A insistência nas peripécias formais, nos efeitos visuais e sonoros, na montagem que realça o distanciamento do realismo, nos maneirismos dos atores, tudo isso acaba tornando até difícil para o espectador acompanhar a história.
Bem, isso é o que me pareceu agora, quando, o ex-jovem vanguardeiro agora é um velho que aprecia o clássico – e, como sou velho, não tenho vergonha ou pudor de dizer o que sinto, mesmo que contrarie as normas do bom gosto elegante.
O filme escancara a miséria dos desvalidos, os esquecidos pelo sonho americano
O protagonista da história, que mais tarde será rebatizado de Mickey One, é um artista, uma mistura de comediante de stand-up com showman. Um cruzamento de Lenny Bruce antes de ficar chato com Sammy Davis Jr.
Ele não apenas escreve suas piadas como as conta de modo extremamente charmoso – e senta-se ao piano, toca bem e canta bem.
E é bonito pra cacete. Afinal de contas, vem na pele de Warren Beatty, aos 26, 27 anos de idade.
Faz um tremendo sucesso em sua cidade, Detroit. E sabe aproveitar a vida. Tem um caso com uma moça linda (Donna Michelle, creio), frequenta bons lugares, tem um carrão, bebe muito, gosta de jogo, gasta muito…

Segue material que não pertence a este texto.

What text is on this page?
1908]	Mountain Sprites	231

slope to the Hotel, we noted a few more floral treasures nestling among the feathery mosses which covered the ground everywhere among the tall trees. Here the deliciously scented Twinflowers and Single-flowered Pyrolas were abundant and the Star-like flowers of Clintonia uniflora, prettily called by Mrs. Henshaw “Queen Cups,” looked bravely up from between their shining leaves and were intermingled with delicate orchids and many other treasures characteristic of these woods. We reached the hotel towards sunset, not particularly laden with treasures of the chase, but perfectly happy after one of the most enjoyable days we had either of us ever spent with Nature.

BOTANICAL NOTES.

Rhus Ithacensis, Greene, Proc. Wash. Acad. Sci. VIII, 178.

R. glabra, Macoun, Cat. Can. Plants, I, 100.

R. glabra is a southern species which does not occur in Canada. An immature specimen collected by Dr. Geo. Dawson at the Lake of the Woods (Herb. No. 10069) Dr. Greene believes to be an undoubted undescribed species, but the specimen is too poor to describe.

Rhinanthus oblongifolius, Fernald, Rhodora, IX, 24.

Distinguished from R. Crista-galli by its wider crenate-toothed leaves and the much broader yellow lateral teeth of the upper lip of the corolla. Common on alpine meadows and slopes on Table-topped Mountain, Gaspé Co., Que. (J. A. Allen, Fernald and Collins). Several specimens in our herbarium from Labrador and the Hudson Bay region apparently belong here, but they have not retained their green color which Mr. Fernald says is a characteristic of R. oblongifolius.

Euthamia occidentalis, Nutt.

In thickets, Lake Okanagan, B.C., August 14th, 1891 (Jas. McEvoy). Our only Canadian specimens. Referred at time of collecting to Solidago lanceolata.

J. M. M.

E aí – não estamos nem com dez minutos de filme – cai em desgraça junto aos chefões do crime organizado de Detroit.
Ele não fica sabendo exatamente qual foi seu crime. O espectador, muitíssimo menos. Ficou devendo muito dinheiro? Acumulou dívidas altas demais? Comeu uma moça que era protegida de um mafioso?
Jamais saberemos. O fato é que então ele foge de Detroit, queima todos os seus documentos, tenta apagar os vestígios de sua existência. Em Chicago, onde vai parar depois de perambular pelo país, pega o cartão de seguridade social de um homem que foi assaltado e morto por um bando de lúmpens, miseráveis, sem-teto, os desvalidos, os abandonados pelo sonho americano.
Oferece-se numa agência de emprego, vai trabalhar num restaurante como lixeiro. O homem do restaurante lê o nome que está no cartão de seguridade social, um nome polonês, impossível de se pronunciar para qualquer mortal que não seja polonês – e aí rebatiza nosso herói com o nome de Mickey One.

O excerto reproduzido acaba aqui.